With these recent additions, research commercialization at CU now has led to the creation of 155 companies and an estimated 500 jobs since 1994. The CU Tech Transfer Office facilitates patents and provides other commercialization support to researchers at the university’s four campuses. The office also serves as a liaison for industry partners interested in commercializing technologies first developed at CU.

“The discoveries coming out of CU’s world-class research program continue to attract top management talent and capital,” said Kate Tallman, associate vice president of the CU Technology Transfer Office. “We are fortunate to work with a growing group of business-savvy faculty who can partner effectively with entrepreneurs in our community to take their ideas to commercial reality.”  

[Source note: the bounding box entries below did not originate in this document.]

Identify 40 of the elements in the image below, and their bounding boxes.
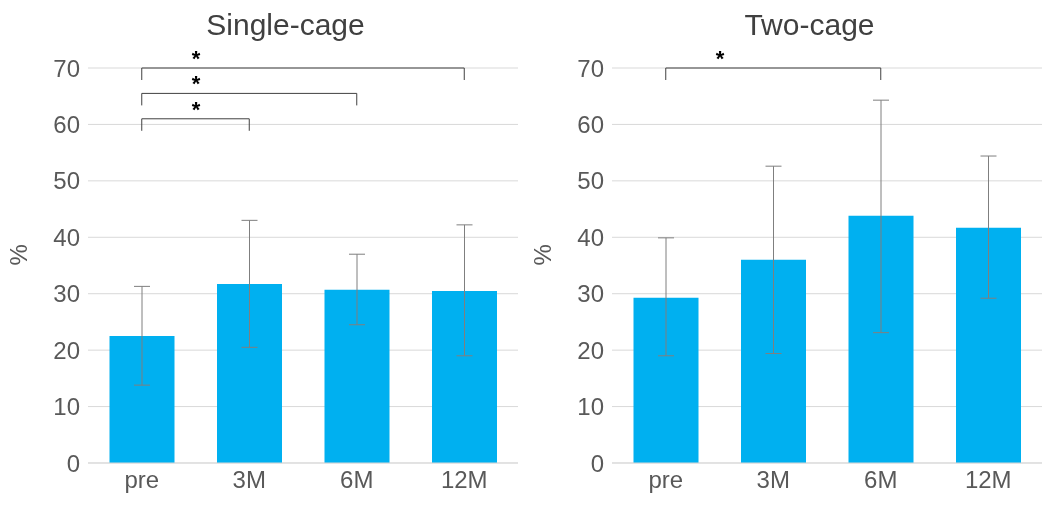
bar bbox=[741, 259, 806, 463]
y-tick-label: 50 bbox=[53, 167, 80, 195]
y-tick-label: 30 bbox=[577, 280, 604, 308]
bar bbox=[109, 336, 175, 463]
bar bbox=[432, 290, 497, 463]
x-tick-label: 12M bbox=[964, 466, 1012, 494]
y-tick-label: 0 bbox=[66, 449, 80, 477]
y-tick-label: 20 bbox=[53, 336, 80, 364]
chart-title: Two-cage bbox=[744, 8, 875, 41]
x-tick-label: 12M bbox=[440, 466, 488, 494]
y-tick-label: 60 bbox=[53, 110, 80, 138]
bar bbox=[217, 284, 282, 463]
annotation: * bbox=[191, 71, 201, 97]
x-tick-label: 6M bbox=[340, 466, 374, 494]
bar bbox=[324, 289, 390, 463]
x-tick-label: 3M bbox=[232, 466, 266, 494]
bar bbox=[848, 215, 914, 463]
annotation: * bbox=[191, 46, 201, 71]
y-tick-label: 30 bbox=[53, 280, 80, 308]
x-tick-label: 6M bbox=[864, 466, 898, 494]
x-tick-label: pre bbox=[648, 466, 684, 494]
annotation: * bbox=[191, 96, 201, 122]
y-tick-label: 70 bbox=[577, 54, 604, 82]
x-tick-label: pre bbox=[124, 466, 160, 494]
y-tick-label: 40 bbox=[577, 223, 604, 251]
y-tick-label: 20 bbox=[577, 336, 604, 364]
x-tick-label: 3M bbox=[756, 466, 790, 494]
y-axis-title: % bbox=[528, 244, 556, 266]
bar bbox=[956, 227, 1021, 463]
y-tick-label: 70 bbox=[53, 54, 80, 82]
y-tick-label: 10 bbox=[577, 393, 604, 421]
y-tick-label: 10 bbox=[53, 393, 80, 421]
y-tick-label: 0 bbox=[590, 449, 604, 477]
y-axis-title: % bbox=[4, 244, 32, 266]
y-tick-label: 60 bbox=[577, 110, 604, 138]
annotation: * bbox=[715, 46, 725, 71]
bar bbox=[633, 297, 699, 463]
chart-title: Single-cage bbox=[206, 8, 365, 41]
y-tick-label: 50 bbox=[577, 167, 604, 195]
y-tick-label: 40 bbox=[53, 223, 80, 251]
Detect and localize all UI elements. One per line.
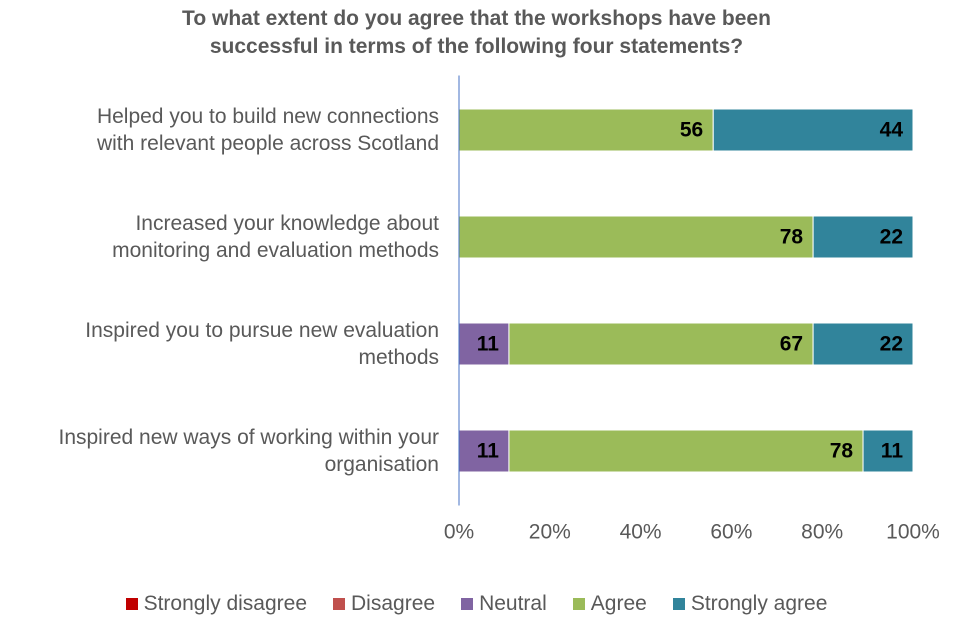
data-label: 22	[880, 333, 903, 356]
data-label: 67	[780, 333, 803, 356]
legend-item: Strongly disagree	[125, 592, 308, 616]
category-label: Helped you to build new connections with…	[96, 105, 439, 155]
legend-swatch	[333, 598, 346, 610]
bar-segment	[812, 215, 914, 259]
legend-swatch	[461, 598, 474, 610]
bar-segment	[508, 322, 814, 366]
legend-label: Strongly disagree	[143, 592, 308, 615]
chart-title: To what extent do you agree that the wor…	[182, 7, 771, 58]
data-label: 11	[477, 440, 500, 463]
bar-segment	[712, 108, 914, 152]
bar-segment	[458, 215, 814, 259]
category-label: Inspired new ways of working within your…	[58, 426, 439, 476]
x-tick-label: 80%	[801, 521, 843, 544]
data-label: 11	[477, 333, 500, 356]
legend-label: Agree	[590, 592, 647, 615]
legend-label: Strongly agree	[690, 592, 828, 615]
legend: Strongly disagree Disagree Neutral Agree Str…	[0, 592, 953, 616]
legend-item: Neutral	[461, 592, 547, 616]
data-label: 78	[780, 226, 804, 249]
x-tick-label: 40%	[620, 521, 662, 544]
legend-label: Neutral	[479, 592, 547, 615]
category-label: Inspired you to pursue new evaluation me…	[85, 319, 439, 369]
bar-segment	[458, 108, 714, 152]
data-label: 78	[830, 440, 854, 463]
bar-segment	[508, 429, 864, 473]
data-label: 56	[680, 119, 703, 142]
data-label: 22	[880, 226, 903, 249]
x-tick-label: 0%	[444, 521, 474, 544]
x-tick-label: 60%	[710, 521, 752, 544]
legend-item: Strongly agree	[672, 592, 828, 616]
bar-segment	[458, 322, 510, 366]
legend-swatch	[572, 598, 585, 610]
legend-swatch	[125, 598, 138, 610]
category-label: Increased your knowledge about monitorin…	[112, 212, 439, 262]
data-label: 11	[881, 440, 904, 463]
x-tick-label: 100%	[886, 521, 940, 544]
bar-segment	[812, 322, 914, 366]
bar-segment	[862, 429, 914, 473]
legend-item: Agree	[572, 592, 647, 616]
data-label: 44	[880, 119, 904, 142]
legend-item: Disagree	[333, 592, 435, 616]
legend-label: Disagree	[351, 592, 436, 615]
x-tick-label: 20%	[529, 521, 571, 544]
legend-swatch	[672, 598, 685, 610]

Among CU’s Tech Transfer success stories from the 2015 fiscal year are the launches of Click Nucleic Acids Inc. and Orbital Micro Systems, both of which took root at CU-Boulder.

At Click Nucleic Acids Inc., CU-Boulder’s Christopher Bowman, Ph.D., has developed a novel DNA analog identified as click nucleic acids (CNA). CNA can mimic the DNA property to specifically associate with complementary nucleic acid materials – including DNA, RNA and PNA – but with greater binding specificities and selectivity. The Boulder-based company is developing CNA for applications currently utilizing DNA, RNA and PNA, such as anti-sense gene therapeutics, bio-detection and genomic arrays, with a focus on gene-silencing therapy for treatment of Huntington’s Disease and other trinucleotide repeat disorders. The company recently presented its work at the 2015 Rocky Mountain Life Science Investor and Partnering Conference in Vail, Colorado.

Orbital Micro Systems, a Boulder-based weather data company, provides 15-minute revisit weather observations to drive near-real time decision making in the risk mitigation, transportation and agriculture industries. OMS is commercializing a CU-Boulder exclusively licensed cloud-penetrating microwave radiometer that enables worldwide weather data collection at twice the spatial resolution, 25 times the temporal resolution and six times the sensitivity at a fraction of the cost of existing government and commercial systems. Research and development was led by CU-Boulder’s Al Gasiewski, Ph.D. (National Oceanic and Atmospheric Administration/CU Center for Environmental Technology) and Brian Sanders (Colorado Space Grant Consortium).

Science and business leaders at these and other CU startups that took root over the past year now look to build toward the future. ARCA biopharma, a Westminster, Colorado-based developer of genetically targeted therapies for cardiovascular disease, got its start in similar fashion. With beginnings at the CU Anschutz Medical Campus, the company was founded on the belief that a personalized medicine approach to drug development, tailoring medical treatment to a patient’s individual genetic characteristics, can enable more effective therapies, improve patient outcomes and reduce health care costs.

The pharmacogenetic approach to drug development and the intellectual property behind ARCA biopharma was developed by the CU School of Medicine’s Michael Bristow, M.D., Ph.D., the founder and CEO of ARCA. Today, the company’s lead product, Gencaro, is in clinical trials for atrial fibrillation prevention and recently attracted $37 million in funding. A paper on the product recently was presented at the 19th Annual Scientific Meeting of the Heart Failure Society of America in Washington, D.C.